The windscreen is a structural component as well as a glazing element, and the glass was always laminated safety glass, consisting of two layers bonded to a plastic interlayer that holds the glass together when broken rather than shattering, providing a significant safety benefit in the event of stone impact or collision. On the Roadster, the cast aluminium frame forms part of the overall body stiffness, the two side pillars carrying brackets that pass through the joints of the front wings with the shroud panel, and the bottom rail sealed to the body with a rubber apron. On early 1962 cars the apron seal runs over the bottom rail, while on all subsequent cars it runs under it, and a tie-rod on the inside of the frame originally served to hold the interior rear view mirror.
Glass
Windscreen glass is available for the Roadster in clear and tinted versions. The original supplier was Triplex, though in later years glass was sometimes sourced from other European suppliers, and an unspecified change to the Roadster windscreen glass and rubber glazing strip in April 1977 is thought to concern the introduction of slightly thinner glass. Complete windscreen frame assemblies are available on exchange for three production periods, pre-1969, 1970 to 1975, and 1976 onwards. For the GT, windscreen glass is available in clear, tinted, and top-tinted versions, the GT using a rubber glazing strip with a chrome trim set comprising top and bottom strips and corner pieces, with tinted glass becoming standard on the 1975 Jubilee GT and all GTs from the 1977 model year.
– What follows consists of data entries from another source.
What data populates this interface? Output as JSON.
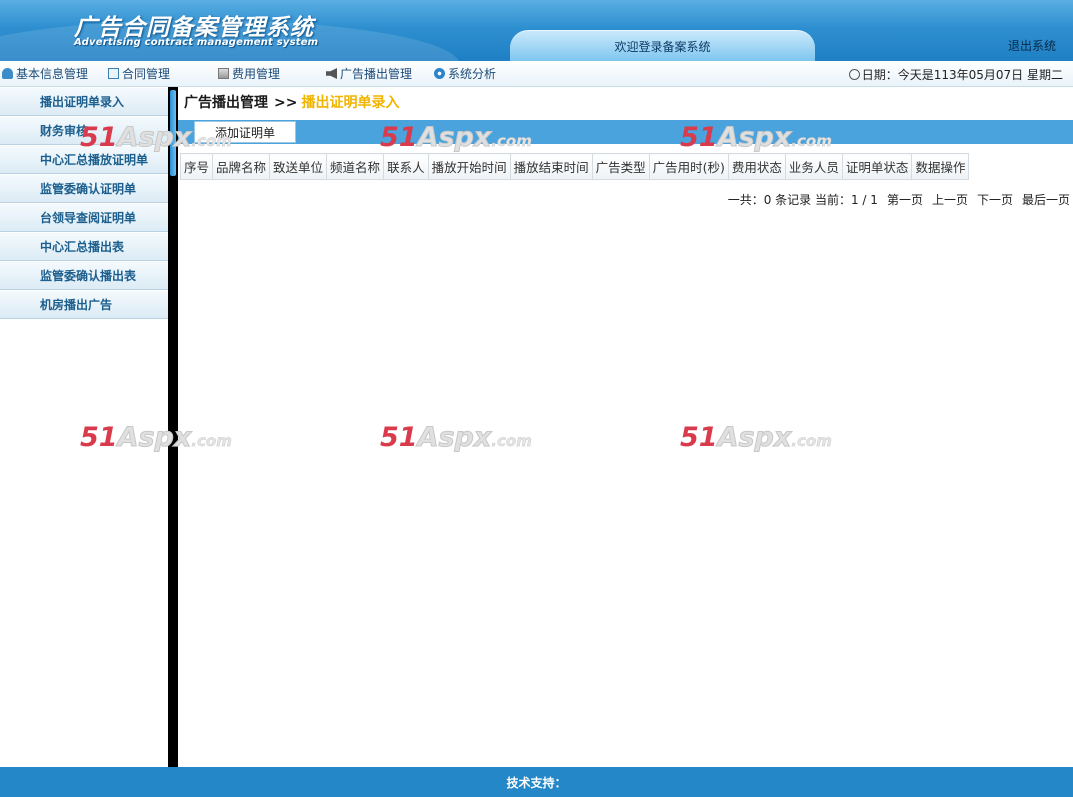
{
  "header": {
    "logo_cn": "广告合同备案管理系统",
    "logo_en": "Advertising contract management system",
    "welcome": "欢迎登录备案系统",
    "logout": "退出系统"
  },
  "menu": {
    "items": [
      {
        "label": "基本信息管理",
        "icon": "person-icon"
      },
      {
        "label": "合同管理",
        "icon": "document-icon"
      },
      {
        "label": "费用管理",
        "icon": "calculator-icon"
      },
      {
        "label": "广告播出管理",
        "icon": "speaker-icon"
      },
      {
        "label": "系统分析",
        "icon": "gear-icon"
      }
    ],
    "date": "日期：今天是113年05月07日 星期二"
  },
  "sidebar": {
    "items": [
      {
        "label": "播出证明单录入"
      },
      {
        "label": "财务审核"
      },
      {
        "label": "中心汇总播放证明单"
      },
      {
        "label": "监管委确认证明单"
      },
      {
        "label": "台领导查阅证明单"
      },
      {
        "label": "中心汇总播出表"
      },
      {
        "label": "监管委确认播出表"
      },
      {
        "label": "机房播出广告"
      }
    ]
  },
  "main": {
    "breadcrumb": {
      "root": "广告播出管理",
      "separator": ">>",
      "current": "播出证明单录入"
    },
    "add_button": "添加证明单",
    "columns": [
      "序号",
      "品牌名称",
      "致送单位",
      "频道名称",
      "联系人",
      "播放开始时间",
      "播放结束时间",
      "广告类型",
      "广告用时(秒)",
      "费用状态",
      "业务人员",
      "证明单状态",
      "数据操作"
    ],
    "pager": {
      "summary": "一共：0 条记录 当前：1 / 1",
      "first": "第一页",
      "prev": "上一页",
      "next": "下一页",
      "last": "最后一页"
    }
  },
  "watermark": {
    "num": "51",
    "brand": "Aspx",
    "suffix": ".com"
  },
  "footer": {
    "text": "技术支持："
  },
  "colors": {
    "header_blue": "#2e8fd0",
    "breadcrumb_current": "#f0b400",
    "toolbar_blue": "#4ba3dd",
    "footer_blue": "#2487c8"
  }
}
Seals, Finishers & Fitting
The windscreen glazing seal sits in the channel between the glass edge and the body aperture, providing both the structural retention of the glass and the weather seal, and over time the rubber hardens, shrinks, and cracks, allowing water to seep between glass and body, initially visible as damp patches on the dashboard and scuttle and eventually causing corrosion in the scuttle panel and A-post areas. A new seal should always be fitted when replacing the windscreen, and considered even when the glass does not need changing if water ingress is evident. The glazing seal, screen-to-body seal, frame seals, filler seal, side seals, and chrome finisher strips are all available individually or by the metre, with bottom windscreen frame brackets differing between pre-1968 and post-1968 cars, and windscreen packing pieces for centre and pillar positions available for correctly setting the frame alignment. Windscreen fitting requires care and is best undertaken with two people, the seal lubricated with soapy water and a length of cord threaded through the inner lip pulled progressively to draw the lip over the body flange, as forcing the glass without this technique risks cracking the screen or tearing the seal.